Sunday, July 3, 2011

Jeremiah, Chapters 4-6: Circumcise your hearts

Chapter 4

God wants the Israelites to swear a loyalty oath that will involve circumcising their hearts. Ouch! And the consequences for not doing so will be even more painful: burning to death. He also promises to reenact his little temper tantrum at Sodom and Gomorra in a few cities in the north, as well as the royal family. He will do all this in the form of a thunderstorm. But unlike the first case, the people will survive this one and will run out to the desert, where the heat and wind and dry air will ruin their skin and no one will want to have sex with them anymore. And in the final verse, Jeremiah proves that he's just as childbirth-obsessed as Isaiah, predicting the resulting wailing will be like a woman in labour with her first child.

Chapter 5

God says he'll refrain from destroying Jerusalem if he can find even one man who is blameless. It turns out all that smiting and plaguing and burning people alive has not had the intended effect. I'm shocked. SHOCKED. But of course god doesn't think it's his insane methodology that's at fault, the people are clearly poor and dumb. So he decided to go and talk to the rich people, who are clearly smarter, and found the same thing. Now he's planning to send lions, leopards and wolves to kill them. What's that they say about the definition of crazy being 'Someone who does the same thing over and over again and expects a different result every time?' Yeah, that's what this is.
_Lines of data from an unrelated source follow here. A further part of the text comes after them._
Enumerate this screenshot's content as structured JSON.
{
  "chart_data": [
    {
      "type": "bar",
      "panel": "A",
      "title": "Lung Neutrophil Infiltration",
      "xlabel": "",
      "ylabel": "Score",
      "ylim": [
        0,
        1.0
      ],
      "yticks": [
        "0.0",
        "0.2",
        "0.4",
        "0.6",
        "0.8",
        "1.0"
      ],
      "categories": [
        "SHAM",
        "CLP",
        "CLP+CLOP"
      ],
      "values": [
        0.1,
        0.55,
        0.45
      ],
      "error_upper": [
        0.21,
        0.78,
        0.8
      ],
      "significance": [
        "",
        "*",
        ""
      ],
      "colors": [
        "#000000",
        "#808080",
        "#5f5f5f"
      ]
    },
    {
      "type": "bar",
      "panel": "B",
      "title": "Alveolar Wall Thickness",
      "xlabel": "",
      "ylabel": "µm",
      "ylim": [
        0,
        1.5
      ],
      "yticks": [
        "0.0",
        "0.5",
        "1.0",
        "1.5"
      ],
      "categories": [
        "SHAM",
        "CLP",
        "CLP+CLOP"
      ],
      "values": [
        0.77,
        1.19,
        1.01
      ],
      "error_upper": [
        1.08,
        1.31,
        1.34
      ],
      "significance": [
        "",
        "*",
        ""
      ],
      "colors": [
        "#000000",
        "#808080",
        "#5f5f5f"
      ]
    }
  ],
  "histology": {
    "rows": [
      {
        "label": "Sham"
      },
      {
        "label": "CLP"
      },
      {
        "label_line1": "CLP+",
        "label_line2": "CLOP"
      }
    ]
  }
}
No, he just can't forgive them because they've committed adultery and visited prostitutes. They've also decided that god doesn't exist, so he has to burn them to death now. And then he's going to send strangers in to take over their property. But he promises not to starve them to death. He ends the chapter by showing just a bit too much of his hand: The prophets prophesy falsely (v. 33).

Chapter 6

At this point, we've gone through 72 straight chapters of god's bipolar disorder, in which he alternately lavishes attention and empty promises on the Israelites, then threatens them with creative new forms of destruction. So I'm going to try and get through Jeremiah 3 chapters at a time, though I have very low hopes for the rest of the Old Testament. There's a reason you've never heard of Obadiah, Amos or Joel.

Anyway, god instructs the Benjaminites to prepare themselves for war against the rest of the tribes, starting with Jerusalem. Why? Because they haven't circumcised their ears. So he has to kill all of them, and the Benjaminites will get to scavenge. He'll do this after deliberately making them sin. So why not make them obey?